Da região Sul, Elisiane, representante da Associação dos Moradores Atingidos pela Cheia e da Rede Emancipa, trouxe à tona a calamidade que atingiu Porto Alegre e outras cidades devido às enchentes. Ela expressou indignação com o descaso do poder público, que, mesmo após alertas desde 2018, não tomou medidas eficazes para evitar a tragédia. “A água subiu muito rápido”, relembrou Elisiane, que teve que fugir com seus quatro filhos, levando apenas documentos e dois animais. Com mais de 20 mil pessoas em abrigos e 130 mil desalojadas, a tragédia exacerbou a exclusão e marginalização das comunidades vulneráveis.

No litoral de São Paulo, Andréa, representante do Movimento Mães de Cárcere, compartilhou sua história de vida marcada por violência, exclusão e superação. “Eu sou a Andréa, sou do litoral de São Paulo, e depois de ter passado por tantas exclusões, essa foi a minha maior motivação”, declarou. Ela destacou como a exclusão começa na infância e se manifesta de forma cruel no sistema prisional e nas ruas. Hoje, Andréa se dedica a apoiar pessoas marginalizadas, especialmente mães que, como ela, foram vítimas de um sistema excludente.

O Grito das Águas e o Cerrado

Luciano, do Conselho Pastoral dos Pescadores, representou o grito dos povos das águas, especialmente pescadores e pescadoras do Nordeste. Ele destacou a falta de reparação pelos danos causados pelo derramamento de petróleo de 2019, que continua a afetar a costa brasileira. Luciano também alertou para os riscos da transição energética, que está sendo realizada de maneira excludente, sem considerar os direitos das comunidades tradicionais. “Precisamos aprender com os povos tradicionais para realmente cuidar da nossa casa comum”, afirmou.

No coração do Maranhão, Lenora Rodrigues, da Comissão Pastoral da Terra (CPT), destacou a resistência e devastação no Cerrado, uma região vital para a biodiversidade e comunidades tradicionais. Ela ressaltou a gravidade da situação enfrentada por povos indígenas, quilombolas e comunidades assentadas, que lutam contra a expansão do agronegócio e projetos de desenvolvimento. “O Cerrado é um bioma de vida, onde as águas nascem e alimentam as comunidades. Porém, esse território sagrado está sendo devastado pelo capital nacional e internacional”, afirmou Lenora.

A luta continua

O Grito dos Excluídos deste ano reforça a necessidade de visibilizar as lutas daqueles que são frequentemente deixados à margem da sociedade. Cada relato, cada voz, é um lembrete poderoso de que a justiça social é uma batalha contínua que requer solidariedade, resistência e, acima de tudo, esperança. Como disse Andréa, “a grande força que me move é a esperança de dias melhores.” E é essa esperança que mantém viva a chama da resistência em cada canto do Brasil.
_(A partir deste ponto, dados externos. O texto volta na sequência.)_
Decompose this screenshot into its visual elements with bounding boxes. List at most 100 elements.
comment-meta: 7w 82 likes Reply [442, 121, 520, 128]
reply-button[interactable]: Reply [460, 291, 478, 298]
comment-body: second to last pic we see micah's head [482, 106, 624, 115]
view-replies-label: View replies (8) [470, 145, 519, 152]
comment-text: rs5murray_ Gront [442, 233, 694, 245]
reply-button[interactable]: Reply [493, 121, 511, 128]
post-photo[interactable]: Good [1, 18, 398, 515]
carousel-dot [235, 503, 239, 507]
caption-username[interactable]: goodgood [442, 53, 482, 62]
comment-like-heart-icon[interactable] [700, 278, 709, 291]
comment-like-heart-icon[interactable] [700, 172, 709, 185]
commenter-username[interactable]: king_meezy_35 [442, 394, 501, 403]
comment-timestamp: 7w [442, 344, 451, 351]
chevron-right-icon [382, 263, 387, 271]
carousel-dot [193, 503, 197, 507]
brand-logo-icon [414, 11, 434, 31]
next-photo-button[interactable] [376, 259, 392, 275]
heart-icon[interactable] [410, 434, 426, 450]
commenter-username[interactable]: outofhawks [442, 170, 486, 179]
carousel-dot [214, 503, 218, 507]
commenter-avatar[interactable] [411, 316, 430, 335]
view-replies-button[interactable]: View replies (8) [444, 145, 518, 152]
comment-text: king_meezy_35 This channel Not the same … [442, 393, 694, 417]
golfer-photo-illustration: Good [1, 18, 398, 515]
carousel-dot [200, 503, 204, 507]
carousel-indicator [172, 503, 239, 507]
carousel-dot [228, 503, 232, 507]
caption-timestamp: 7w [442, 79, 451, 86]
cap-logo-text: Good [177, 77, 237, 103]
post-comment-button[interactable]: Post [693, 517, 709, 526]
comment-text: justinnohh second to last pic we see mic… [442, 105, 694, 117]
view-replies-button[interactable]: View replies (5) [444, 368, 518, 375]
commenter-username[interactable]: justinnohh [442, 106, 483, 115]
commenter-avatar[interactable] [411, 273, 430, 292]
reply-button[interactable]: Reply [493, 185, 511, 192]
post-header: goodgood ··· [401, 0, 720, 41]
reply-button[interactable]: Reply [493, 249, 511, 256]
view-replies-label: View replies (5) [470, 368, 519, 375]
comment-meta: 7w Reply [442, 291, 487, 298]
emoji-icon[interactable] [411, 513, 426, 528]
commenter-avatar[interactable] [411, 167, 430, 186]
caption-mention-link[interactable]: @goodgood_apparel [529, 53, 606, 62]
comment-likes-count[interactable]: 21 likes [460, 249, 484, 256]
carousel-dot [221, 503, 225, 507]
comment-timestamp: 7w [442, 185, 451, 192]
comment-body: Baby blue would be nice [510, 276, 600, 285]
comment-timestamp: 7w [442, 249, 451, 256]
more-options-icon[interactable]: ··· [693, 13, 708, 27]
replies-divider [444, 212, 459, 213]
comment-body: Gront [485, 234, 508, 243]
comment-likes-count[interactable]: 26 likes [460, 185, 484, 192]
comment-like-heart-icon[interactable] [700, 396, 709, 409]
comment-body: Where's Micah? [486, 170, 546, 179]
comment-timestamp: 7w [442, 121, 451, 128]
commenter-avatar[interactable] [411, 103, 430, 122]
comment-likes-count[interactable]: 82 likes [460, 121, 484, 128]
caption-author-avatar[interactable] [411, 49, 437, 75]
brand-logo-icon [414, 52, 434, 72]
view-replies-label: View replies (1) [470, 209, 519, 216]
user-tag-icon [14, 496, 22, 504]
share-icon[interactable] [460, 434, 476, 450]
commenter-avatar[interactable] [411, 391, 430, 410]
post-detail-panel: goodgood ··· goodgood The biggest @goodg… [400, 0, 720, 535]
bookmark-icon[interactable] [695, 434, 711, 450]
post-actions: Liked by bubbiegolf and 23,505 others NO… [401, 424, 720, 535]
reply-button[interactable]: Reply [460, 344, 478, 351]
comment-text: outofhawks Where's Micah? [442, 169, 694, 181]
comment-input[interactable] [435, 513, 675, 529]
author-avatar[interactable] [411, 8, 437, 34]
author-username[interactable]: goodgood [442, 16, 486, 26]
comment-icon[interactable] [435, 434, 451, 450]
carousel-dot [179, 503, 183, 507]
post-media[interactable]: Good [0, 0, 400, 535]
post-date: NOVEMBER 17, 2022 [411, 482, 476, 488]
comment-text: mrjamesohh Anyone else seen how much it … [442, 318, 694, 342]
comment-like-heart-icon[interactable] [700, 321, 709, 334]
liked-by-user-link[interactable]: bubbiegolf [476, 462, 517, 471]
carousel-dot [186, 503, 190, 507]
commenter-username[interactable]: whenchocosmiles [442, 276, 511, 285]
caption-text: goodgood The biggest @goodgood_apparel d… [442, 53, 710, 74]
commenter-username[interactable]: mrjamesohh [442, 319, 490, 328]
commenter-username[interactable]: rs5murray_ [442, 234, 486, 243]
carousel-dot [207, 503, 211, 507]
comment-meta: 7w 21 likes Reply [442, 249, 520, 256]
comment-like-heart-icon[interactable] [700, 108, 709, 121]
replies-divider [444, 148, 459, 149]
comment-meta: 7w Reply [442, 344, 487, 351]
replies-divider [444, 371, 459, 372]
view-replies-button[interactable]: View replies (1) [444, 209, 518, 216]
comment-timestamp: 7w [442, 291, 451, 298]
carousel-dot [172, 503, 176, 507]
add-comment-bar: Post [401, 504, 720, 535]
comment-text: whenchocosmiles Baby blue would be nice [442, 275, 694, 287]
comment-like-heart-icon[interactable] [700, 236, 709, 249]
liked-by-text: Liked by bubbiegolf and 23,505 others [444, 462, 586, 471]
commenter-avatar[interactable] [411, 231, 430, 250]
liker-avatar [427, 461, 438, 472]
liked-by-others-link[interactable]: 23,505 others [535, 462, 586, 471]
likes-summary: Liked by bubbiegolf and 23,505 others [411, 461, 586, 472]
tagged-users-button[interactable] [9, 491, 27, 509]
A mensagem clara de Lenora e dos outros participantes é que, apesar dos ataques e das adversidades, a luta pela vida, dignidade e justiça continua. “O Brasil tem jeito, mas é preciso coragem para enfrentar o sistema capitalista e construir um país mais justo e solidário, onde todas as vidas, humanas e não-humanas, sejam respeitadas e preservadas”, conclui Lenora, fazendo um chamado à ação coletiva e à resistência contínua.